Just as in the title, suppose $f \in C^\infty ((a,b),\mathbb{R})$ such that $f^{(n)}=0$ for some $n\in\mathbb{N}$. Prove that $f$ is a polynomial.
My solution to this is to use the Taylor expansion about some $a\in\mathbb{R}$, so that $f(x) = f(a) + \sum_{k=1}^{n-1} \frac{f'(a)}{k!}(x-a)^k + \frac{f^{(n)}(\xi)}{n!}(x-a)^n$, but since $f^{(n)}$ is identically zero, we simply have that $f(x) = f(a) + \sum_{k=1}^{n-1} \frac{f'(a)}{k!}(x-a)^k$.
I'm pretty sure this solution is incorrect, however, since this question has been asked on this site and the solution involves the Baire Category Theorem and other subtle analysis/topology arguments. I'm sure if someone had seen this solution, the question would not have gotten 100+ upvotes on mathoverflow. So what's wrong with this argument? Or is it correct?
Also does it make a difference if $f\in C^\infty([a,b];\mathbb{R})$ as opposed to $C^\infty((a,b);\mathbb{R})$?
The question you mention has a different hypothesis, where $f^{(n)}(x)=0$, but $n$ may vary with $x$.

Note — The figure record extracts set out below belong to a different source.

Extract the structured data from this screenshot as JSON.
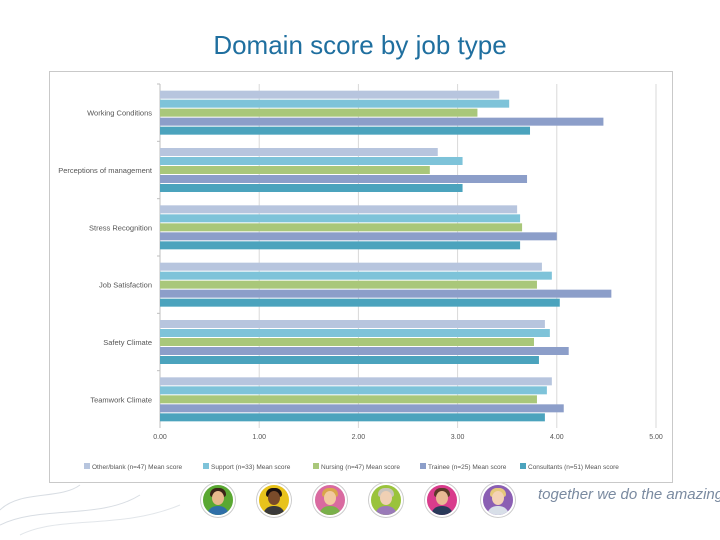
{
  "slide": {
    "title": "Domain score by job type",
    "tagline": "together we do the amazing"
  },
  "colors": {
    "title": "#1f6f9f",
    "series": [
      "#b7c5de",
      "#7ec3d9",
      "#a9c77a",
      "#8c9ec9",
      "#4ba3bd"
    ],
    "avatar_rings": [
      "#5aa832",
      "#e8c31c",
      "#d96aa0",
      "#9ac33c",
      "#d93c8c",
      "#8b5fb3"
    ]
  },
  "footer": {
    "avatars": [
      "avatar-woman-dark-hair",
      "avatar-man",
      "avatar-woman-blonde",
      "avatar-older-woman",
      "avatar-man-short-hair",
      "avatar-woman-light-hair"
    ]
  },
  "chart_data": {
    "type": "bar",
    "orientation": "horizontal",
    "title": "",
    "xlabel": "",
    "ylabel": "",
    "xlim": [
      0,
      5
    ],
    "xticks": [
      "0.00",
      "1.00",
      "2.00",
      "3.00",
      "4.00",
      "5.00"
    ],
    "grid": "vertical",
    "legend_position": "bottom",
    "categories": [
      "Working Conditions",
      "Perceptions of management",
      "Stress Recognition",
      "Job Satisfaction",
      "Safety Climate",
      "Teamwork Climate"
    ],
    "series": [
      {
        "name": "Other/blank (n=47) Mean score",
        "values": [
          3.42,
          2.8,
          3.6,
          3.85,
          3.88,
          3.95
        ]
      },
      {
        "name": "Support (n=33) Mean score",
        "values": [
          3.52,
          3.05,
          3.63,
          3.95,
          3.93,
          3.9
        ]
      },
      {
        "name": "Nursing (n=47) Mean score",
        "values": [
          3.2,
          2.72,
          3.65,
          3.8,
          3.77,
          3.8
        ]
      },
      {
        "name": "Trainee (n=25) Mean score",
        "values": [
          4.47,
          3.7,
          4.0,
          4.55,
          4.12,
          4.07
        ]
      },
      {
        "name": "Consultants (n=51) Mean score",
        "values": [
          3.73,
          3.05,
          3.63,
          4.03,
          3.82,
          3.88
        ]
      }
    ]
  }
}
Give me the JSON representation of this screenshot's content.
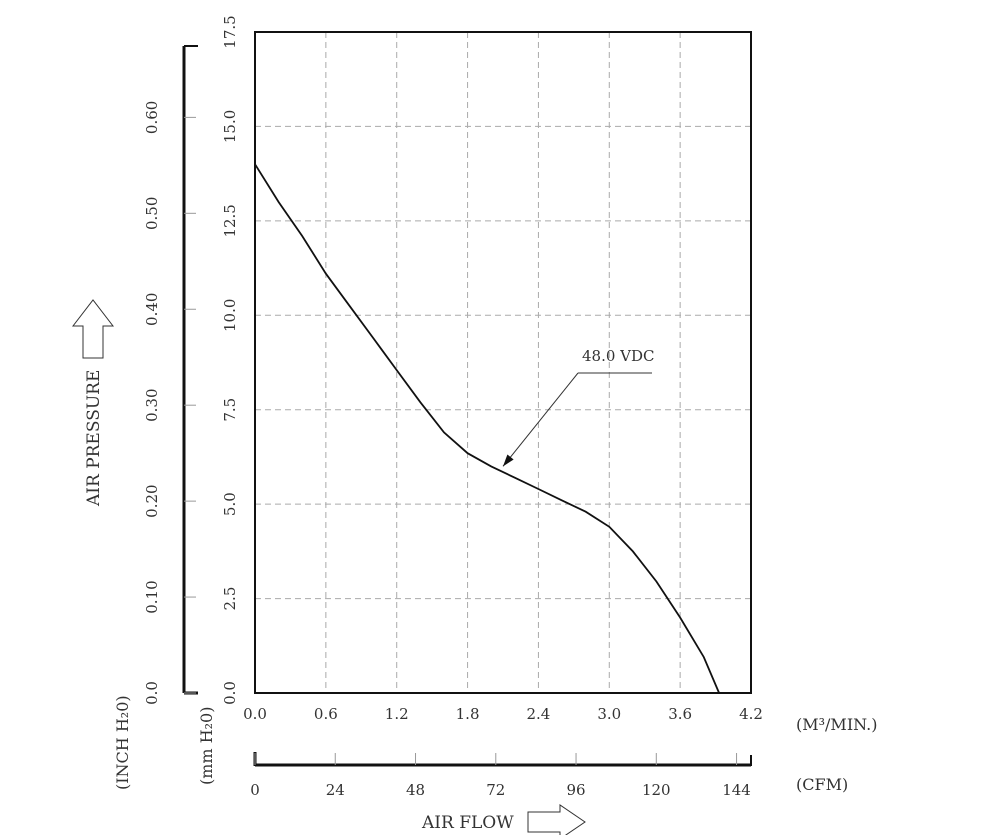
{
  "chart_data": {
    "type": "line",
    "x_axis": {
      "label": "AIR FLOW",
      "primary_unit": "(M³/MIN.)",
      "primary_range": [
        0,
        4.2
      ],
      "primary_ticks": [
        "0.0",
        "0.6",
        "1.2",
        "1.8",
        "2.4",
        "3.0",
        "3.6",
        "4.2"
      ],
      "secondary_unit": "(CFM)",
      "secondary_range": [
        0,
        148.32
      ],
      "secondary_ticks": [
        "0",
        "24",
        "48",
        "72",
        "96",
        "120",
        "144"
      ]
    },
    "y_axis": {
      "label": "AIR PRESSURE",
      "primary_unit": "(mm H₂0)",
      "primary_range": [
        0,
        17.5
      ],
      "primary_ticks": [
        "0.0",
        "2.5",
        "5.0",
        "7.5",
        "10.0",
        "12.5",
        "15.0",
        "17.5"
      ],
      "secondary_unit": "(INCH H₂0)",
      "secondary_range": [
        0,
        0.689
      ],
      "secondary_ticks": [
        "0.0",
        "0.10",
        "0.20",
        "0.30",
        "0.40",
        "0.50",
        "0.60"
      ]
    },
    "grid": true,
    "series": [
      {
        "name": "48.0 VDC",
        "x": [
          0.0,
          0.2,
          0.4,
          0.6,
          0.8,
          1.0,
          1.2,
          1.4,
          1.6,
          1.8,
          2.0,
          2.2,
          2.4,
          2.6,
          2.8,
          3.0,
          3.2,
          3.4,
          3.6,
          3.8,
          3.93
        ],
        "y": [
          14.0,
          13.0,
          12.1,
          11.1,
          10.25,
          9.4,
          8.55,
          7.7,
          6.9,
          6.35,
          6.0,
          5.7,
          5.4,
          5.1,
          4.8,
          4.4,
          3.75,
          2.95,
          2.0,
          0.95,
          0.0
        ]
      }
    ],
    "annotation": {
      "text": "48.0 VDC",
      "points_to": [
        2.1,
        6.0
      ]
    }
  }
}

If you only require $f^{(n)}=0$ (for all $x$), then you can easily prove by induction that if $f^{(k+1)}$ is a polynomial, then so is $f^{(k)}$, with the degree increased by one. For starters, if $f^{(n)}=0$, then $f^{(n-1)}$ is constant. And so on.
Your argument does work. It is just more complex than what is needed here.